Drill it while you could. Regretting that I did not drill mine 15 years ago.
As to cost of sump. $75 for a 75g tank or $750 for a custom large sump. Add return bump for a 125g...., plumbing parts. Realistically, material would total easily starting at $300+
There is really no meaningful upper end depends what you want to achieve.
If you cannot plumb it yourself and don't have a dedicated buddy, add in the hourly rate and the cost shoot up fast.
If you just want autotop off, a 20g or even 10g could do as well.


----------



## scott tang (Jan 29, 2012)

ok so does my tank need to be drilled for a sump i have fish and water in it right now lol


----------



## gklaw (May 31, 2010)

Nothing is impossible but make it more interesting and need creativity. Spit.fire is creative if he could help you out.


----------



## monkE (Aug 4, 2010)

we just added a sump and a HOB overflow system to Neoh's tank. http://www.bcaquaria.com/forum/tank-journals-16/77g-lps-softie-reef-38605/ and it was up and running with fish and coral. 
there is really no limit to the costs lol depending on pumps and skimmer and sump you choose. Then if you want a fuge you need to get a light as well.


----------



## neoh (Apr 22, 2010)

As my friendly Ontario friend here mentioned. You can go with a HOB Overflow into a sump. You can either contruct your own or buy one complete. I got a 20g 3 baffle Aqueon Proflex 2 sump at King Eds for $220. Lots of people on canreef.com sell them all the time (here too of course - just not as often) You can just have the overflow into your tank, then another chamber where the water goes back and up into your tank using a return pump.
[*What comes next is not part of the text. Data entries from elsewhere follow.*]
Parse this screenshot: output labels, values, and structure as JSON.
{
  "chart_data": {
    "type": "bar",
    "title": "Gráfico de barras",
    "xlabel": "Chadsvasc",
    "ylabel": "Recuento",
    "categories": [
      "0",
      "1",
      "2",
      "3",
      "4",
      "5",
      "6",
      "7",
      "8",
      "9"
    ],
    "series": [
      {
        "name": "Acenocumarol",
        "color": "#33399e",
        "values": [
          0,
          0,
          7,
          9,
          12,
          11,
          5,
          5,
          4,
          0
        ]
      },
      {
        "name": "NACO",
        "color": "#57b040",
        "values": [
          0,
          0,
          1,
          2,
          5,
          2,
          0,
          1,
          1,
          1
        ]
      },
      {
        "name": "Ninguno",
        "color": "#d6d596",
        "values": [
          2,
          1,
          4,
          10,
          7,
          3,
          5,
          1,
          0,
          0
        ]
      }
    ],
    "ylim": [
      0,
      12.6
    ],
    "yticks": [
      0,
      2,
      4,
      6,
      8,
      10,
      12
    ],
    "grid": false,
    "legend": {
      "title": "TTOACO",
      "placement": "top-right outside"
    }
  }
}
With a 125g, I think you would be looking at about $500 minimum for your return pump, overflow, plumbing and sump. You would also want a skimmer, which would be anywhere between $150-$1500 for whatever it is you want.
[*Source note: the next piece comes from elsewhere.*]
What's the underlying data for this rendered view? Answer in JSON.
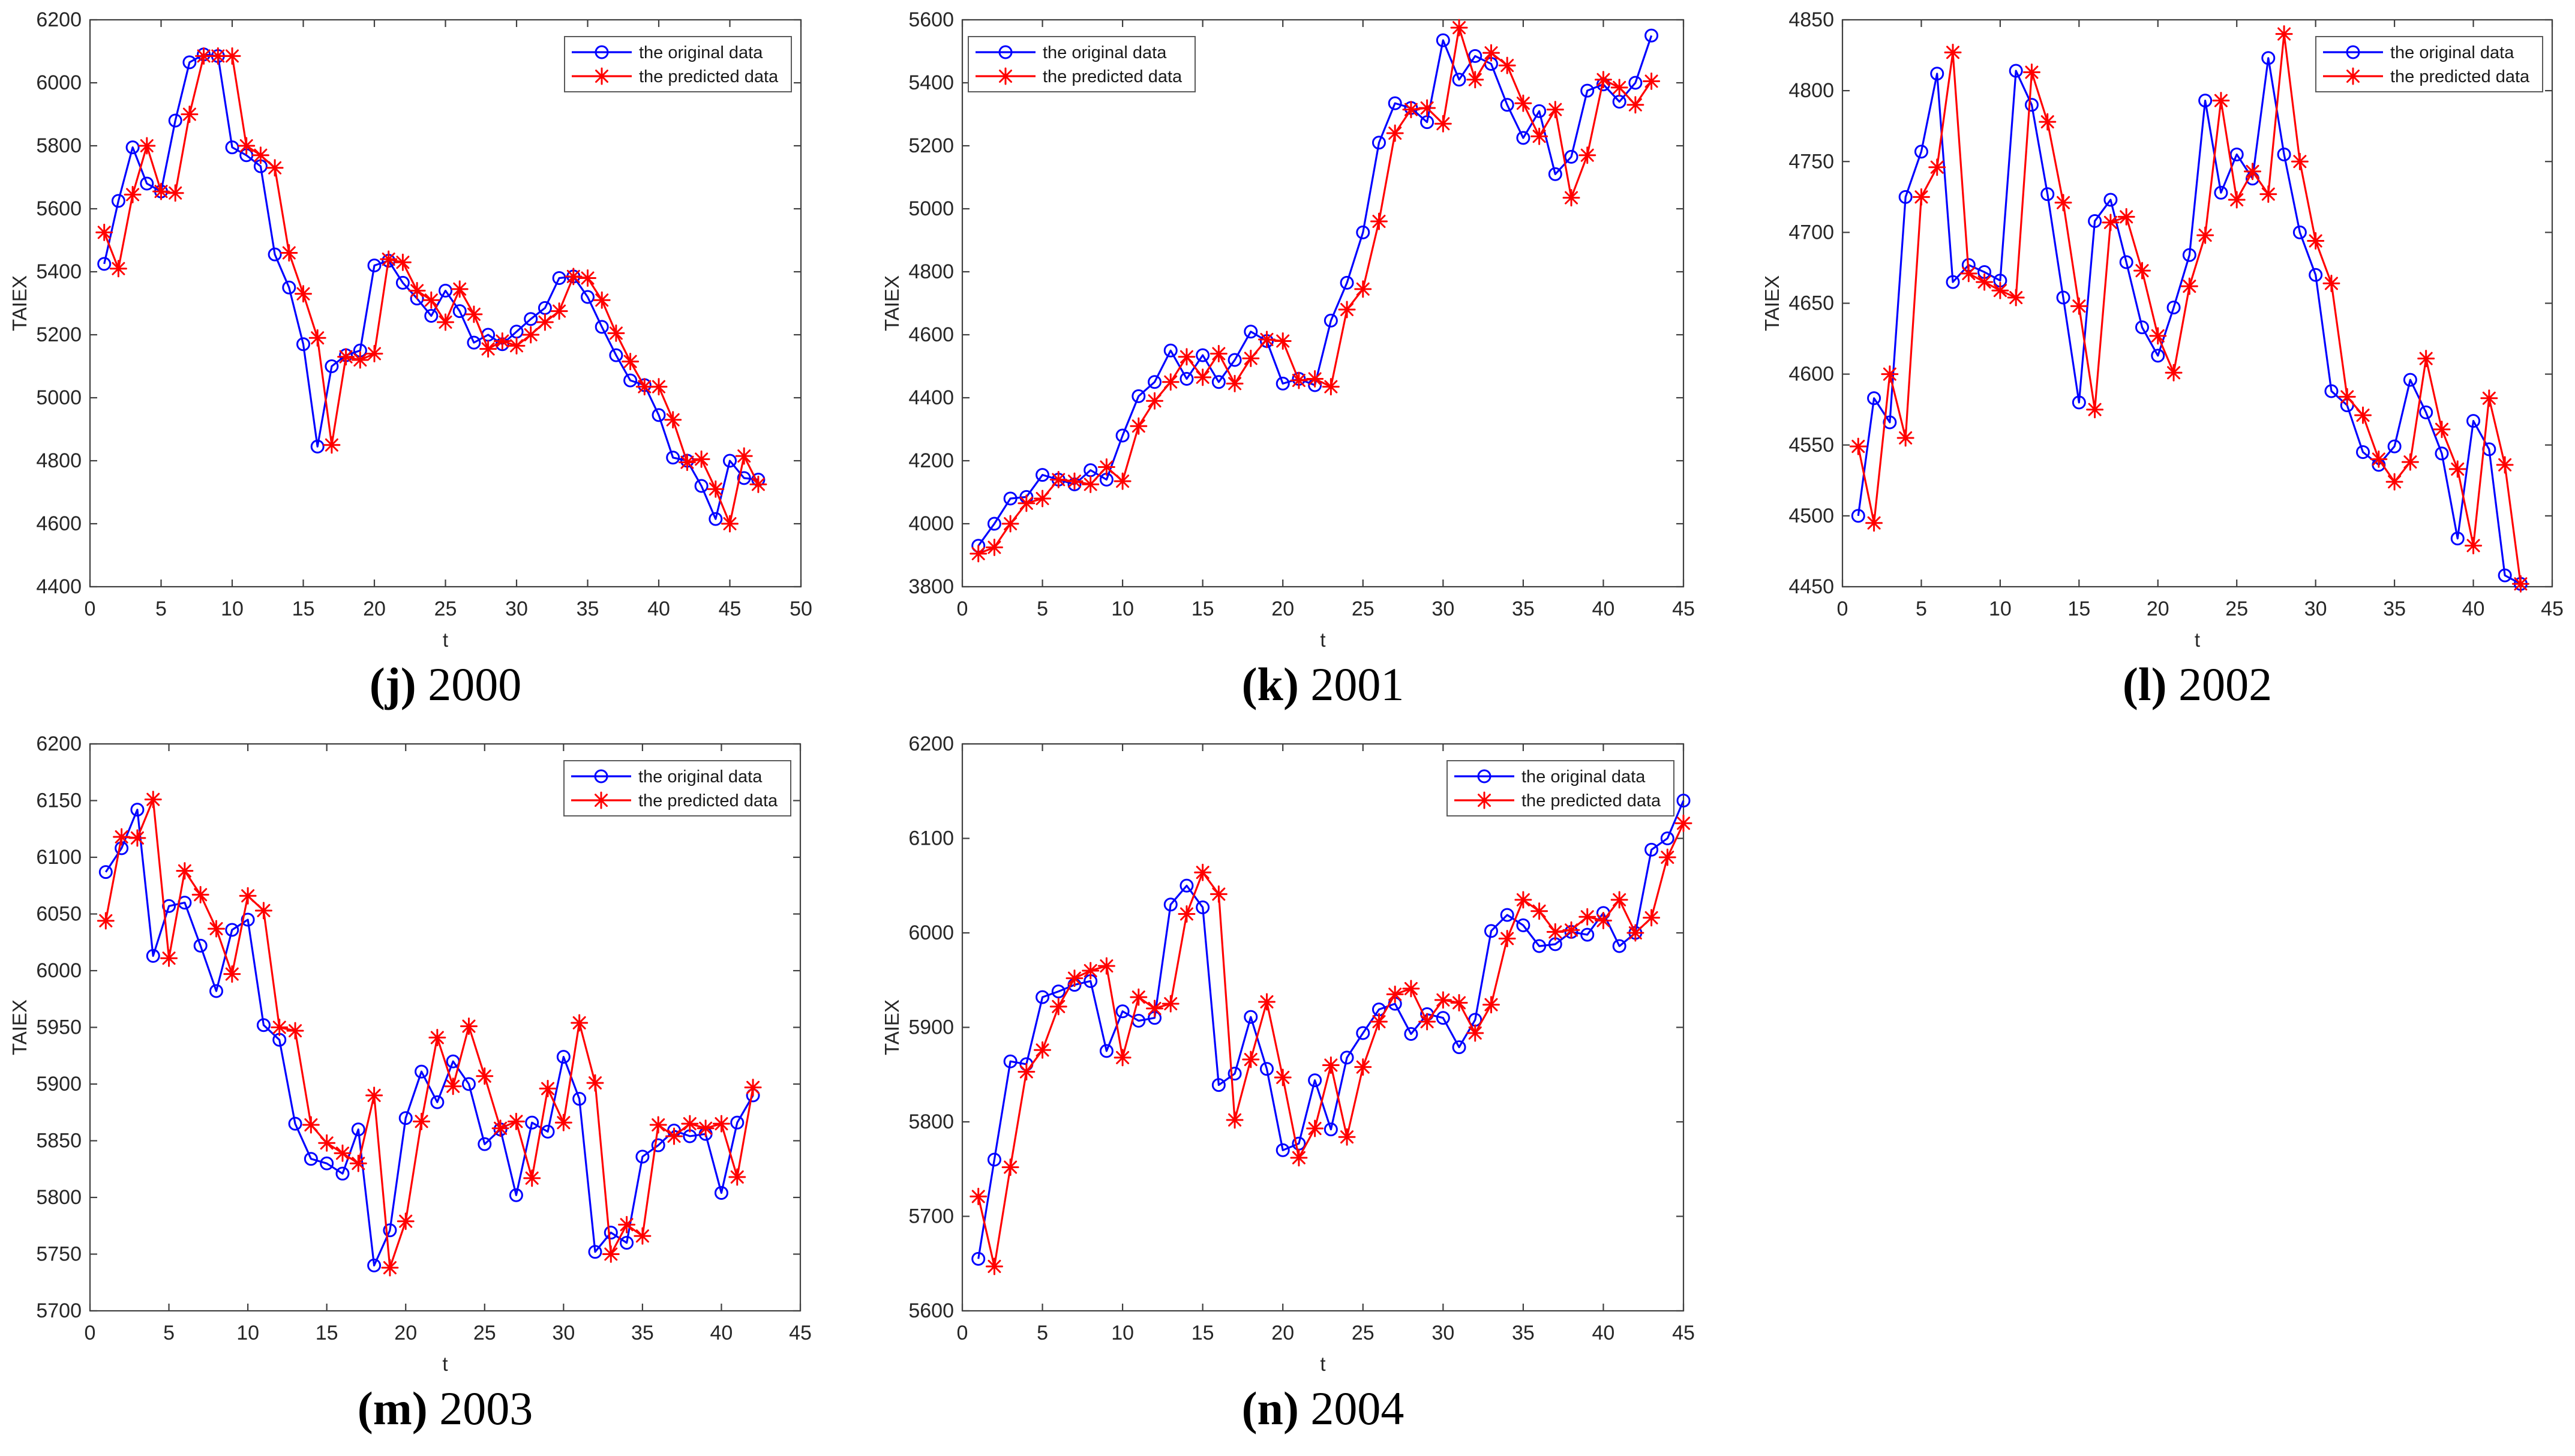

Here's a video from BRS that shows a sump, it's uses and different types:


----------



## scott tang (Jan 29, 2012)

i 100% dont want a scimmeri hate scimmers lol not sure i want a fuge just yet iether 

ok so doing a hang on over flow has risks i hear that true im not risking water on my flore lol


----------



## gklaw (May 31, 2010)

scott tang said:


> i 100% dont want a scimmeri hate scimmers lol not sure i want a fuge just yet iether
> 
> ok so doing a hang on over flow has risks i hear that true im not risking water on my flore lol


Hand flood twice in 15 years when snails got into the U-tube so if you keep the screen in place and get the flow rate right, there is very little risk.
No skimmer no fuge, so just an auto top off? Cheaper is a 5g pail and elbow grease, haha. Seriously, any container and a power head and a $50 for a used auto top off. I have even seen a mechanical used a used windshield washer pump to do an auto top off system.


----------



## scott tang (Jan 29, 2012)

i want some thing to put lr and mabie some bio bals in would 2 canister filters work better ?


----------



## dino (Aug 29, 2011)

you can get the tank cheap hopefully considering it does not have to look good around 100? then return pump around 125 I used a marinland for a few years now and then hob overflow 50-100 and then just baffles and plumbing. lots to learn about and lots fun


----------